Long before the Wii balance board was a mere gestation of an idea in a future Nintendo employee of the month’s mind, the gaming community has been enjoying extreme sports games of all shapes and sizes. One of the most popular of this breed was EA’s SSX series, released under the EA Sports BIG label.
SSX combined downhill snowboarding with competitive racing and focused on the trick-based side of things. The formula was simple, but addictive, and the game, and its sequels are still held in high regard. But something was missing – the snowboard.
Now that Nintendo’s Wii has arrived, and has spawned the impressive balance board, the platform has become the perfect home for the genre, and the latest title to venture onto the digital powder-filled slopes is Namco’s Family Ski & Snowboard, sequel to the original Family Ski.
Okay, so the name hardly fills you with anticipation, but this is the Wii, so we’ve come to expect this sugar-coated, family-friendly kind of thing. The ultra deformed – so much so that they boarder on scary, large-headed characters will also no doubt repulse many gamers. This is a shame, though, as under the Wii’s OTT childlike presentation lies a surprisingly enjoyable trip to the piste.
Before you can get going in the virtual resort, your first task is to create and customise your snowbound avatar. You can opt for one of the game’s ugly preset characters, or you can utilise one of your Miis, which we suspect most players will do. You then need to choose whether you wish to take to the slopes on skis or snowboard (although you can change this whenever you like later on). It should also be noted that you don’t actually need a balance board to play the game, and a Wiimote and nunchuck can be used on their own. Of course, to get the most out of the game you’ll need the board.
With your character created, you’re then free to choose your own path. You can enter the resort, and explore it as you see fit in an open-ended world, you can compete in competitive races, enter trick challenges and more. The first stop most players will need to make, though, will be the school mode.
This mode makes up the tutorial for the game, and contains a mass of different tasks designed to help you get used to the controls. Everything from turning and speeding up, to safe landings and more advanced topics such as tricks are covered. Each contains a demonstration, followed by a practical test. Pass this test, and you’ll be prepared for the main game.

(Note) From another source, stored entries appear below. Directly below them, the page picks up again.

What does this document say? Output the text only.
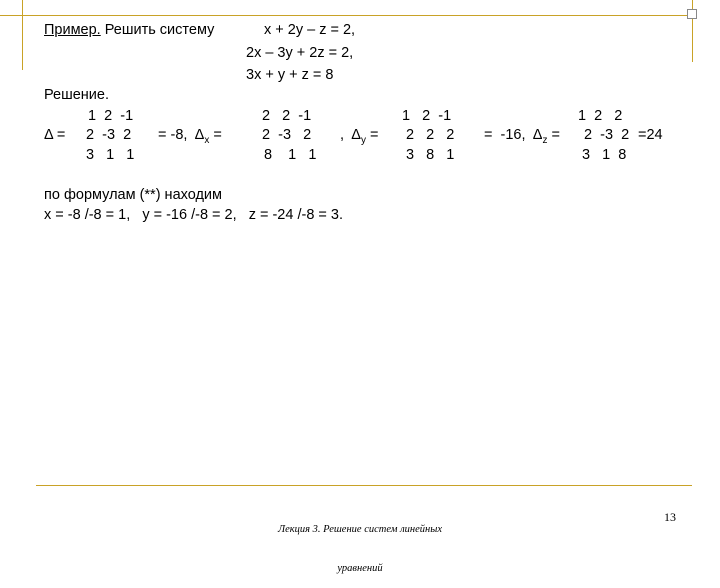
Пример. Решить систему	x + 2y – z = 2,
2x – 3y + 2z = 2,
3x + y + z = 8
Решение.
Δ =
1  2  -1
2  -3  2
3   1   1
= -8,  $\Delta_x$ =
2   2  -1
2  -3   2
8    1   1
,  $\Delta_y$ =
1   2  -1
2   2   2
3   8   1
=  -16,  $\Delta_z$ =
1  2   2
2  -3  2
3   1  8
=24
по формулам (**) находим
x = -8 /-8 = 1,   y = -16 /-8 = 2,   z = -24 /-8 = 3.

Лекция 3. Решение систем линейных

уравнений

13
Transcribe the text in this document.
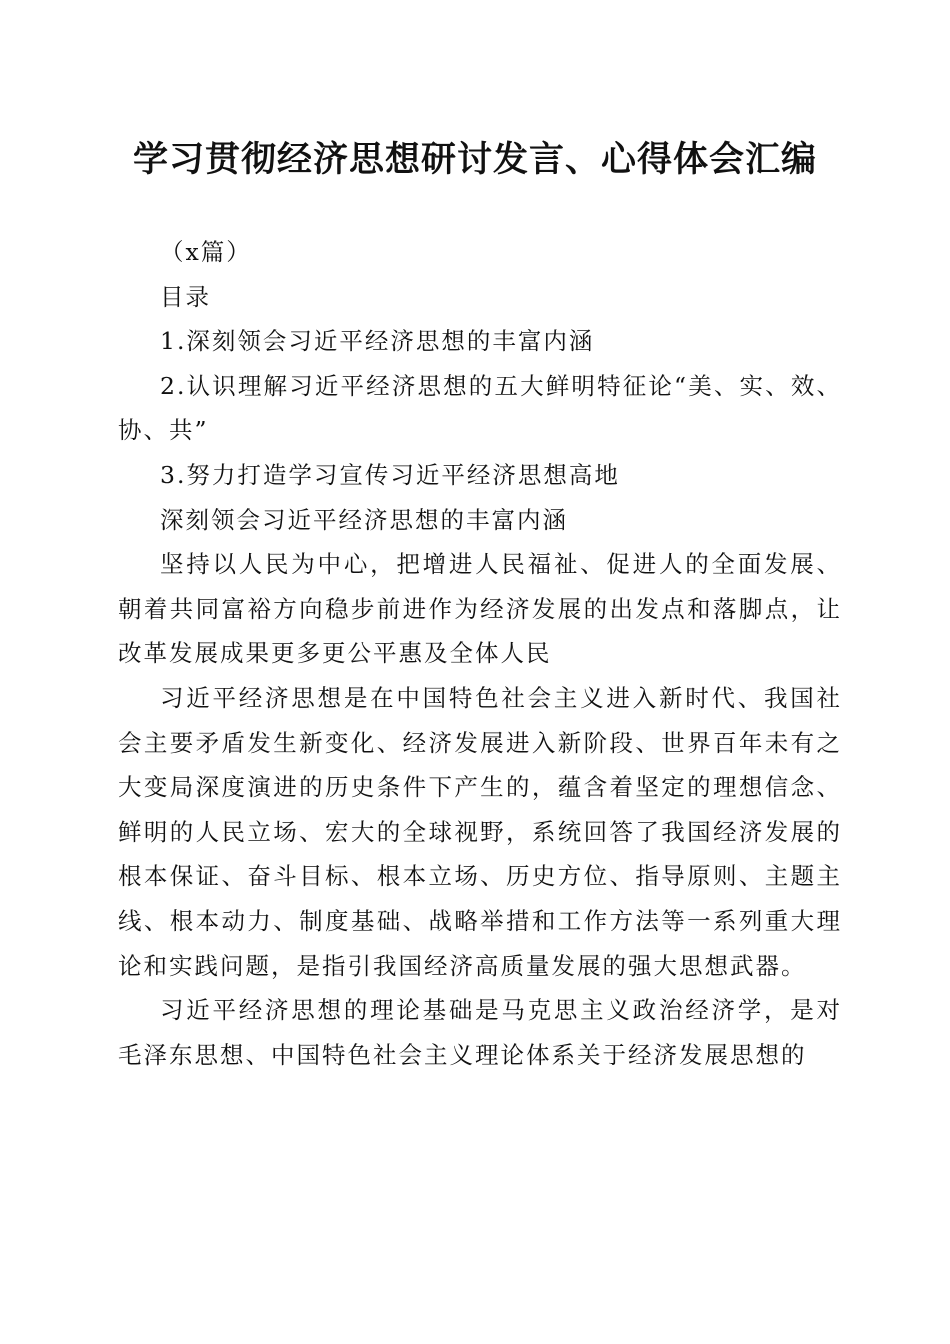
学习贯彻经济思想研讨发言、心得体会汇编

（x篇）

目录

1.深刻领会习近平经济思想的丰富内涵

2.认识理解习近平经济思想的五大鲜明特征论“美、实、效、协、共”

3.努力打造学习宣传习近平经济思想高地

深刻领会习近平经济思想的丰富内涵

坚持以人民为中心，把增进人民福祉、促进人的全面发展、朝着共同富裕方向稳步前进作为经济发展的出发点和落脚点，让改革发展成果更多更公平惠及全体人民

习近平经济思想是在中国特色社会主义进入新时代、我国社会主要矛盾发生新变化、经济发展进入新阶段、世界百年未有之大变局深度演进的历史条件下产生的，蕴含着坚定的理想信念、鲜明的人民立场、宏大的全球视野，系统回答了我国经济发展的根本保证、奋斗目标、根本立场、历史方位、指导原则、主题主线、根本动力、制度基础、战略举措和工作方法等一系列重大理论和实践问题，是指引我国经济高质量发展的强大思想武器。

习近平经济思想的理论基础是马克思主义政治经济学，是对毛泽东思想、中国特色社会主义理论体系关于经济发展思想的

These training sections do help players get used to the controls, but can also be very confusing. Safe landings, for example, state you have to bend your knees just before you land. I did this, and my character landed perfectly well and I was able to continue skiing, only to be blasted with an onscreen ‘failed’ message. Why? I couldn’t really say. Maybe it just didn’t like my outfit.
Some control methods also don’t suit their equipment. For example, the method of speed skiing (crouch down and turn the Wiimote and nunchuck to the side to simulate ski sticks) doesn’t fit in with the snowboard option, but is still included in the training if you choose the board.
Overall though, the controls are pretty solid, and using either Wiimote and nunchuck alone, or both in tandem with the balance board works well enough. The ski mode is far easier than the board though, so newcomers would do well to stick to these at first.
Once you’re finished getting to grips with the controls, you can get into the meat of the game, and explore the resort, which is split into several areas, with a collection of courses. Some courses are straightforward, speed slopes, while others are more obstacle-filled, for hitting impressive tricks. Others contain many bends and sharp turns, and challenge your balance and control ability.
As you explore the resort, you’ll be able to speak to various people who will sometimes offer you side missions. These include grabbing a number of items while skiing or boarding down a course, letting someone take a picture of you, among other distractions. You can also, in the course of your wandering, discover hidden courses, which will unlock achievements.
This exploration is a great mode to start with, as you can get to grips with each slope before you try to win any races or complete challenges. Exploring can be a bit of a slog however, as you’re always on your board or skis. An option to get off your chosen equipment and walk would have been welcome, especially when trying to make your way around a common area full of people. Instead you’ll find yourself awkwardly shuffling around, hitting fences and those you’re trying to talk to.
Other resort goers also cause issues while swooping down the slopes. As you ski around, there are tons of NPCs also going about their business. This is fine, and it makes racing down slopes a little more interesting, requiring some dodging and jumping to avoid them. However, often these characters do tend to get in the way, especially those who, for some reason, sit still right in the middle of a slope. I don’t know about you, but that’s not the first place of rest that would occur to me, mainly due to the chance of getting impaled in the head by a ski. But hey, I’m freaky like that.
Don’t let these niggles put you off completely, though. Once you’ve mastered the tricky controls (after all, skiing and snowboarding aren’t exactly easy, are they?) the actual racing and trick elements of the game become very enjoyable, especially when you play the game with others (up to four people can play, but only three if a balance board is used), and there’s plenty of content here to keep you busy for some time.
I quite liked Family Ski & Snowboard, despite my initial reservations of it being an overly simplistic, ‘casual’ title. Get past the usual Ninty schmaltz, and you’ll find an enjoyable, if not flawless game that comes into its own in multiplayer, even if there’s nothing really in the way of innovation.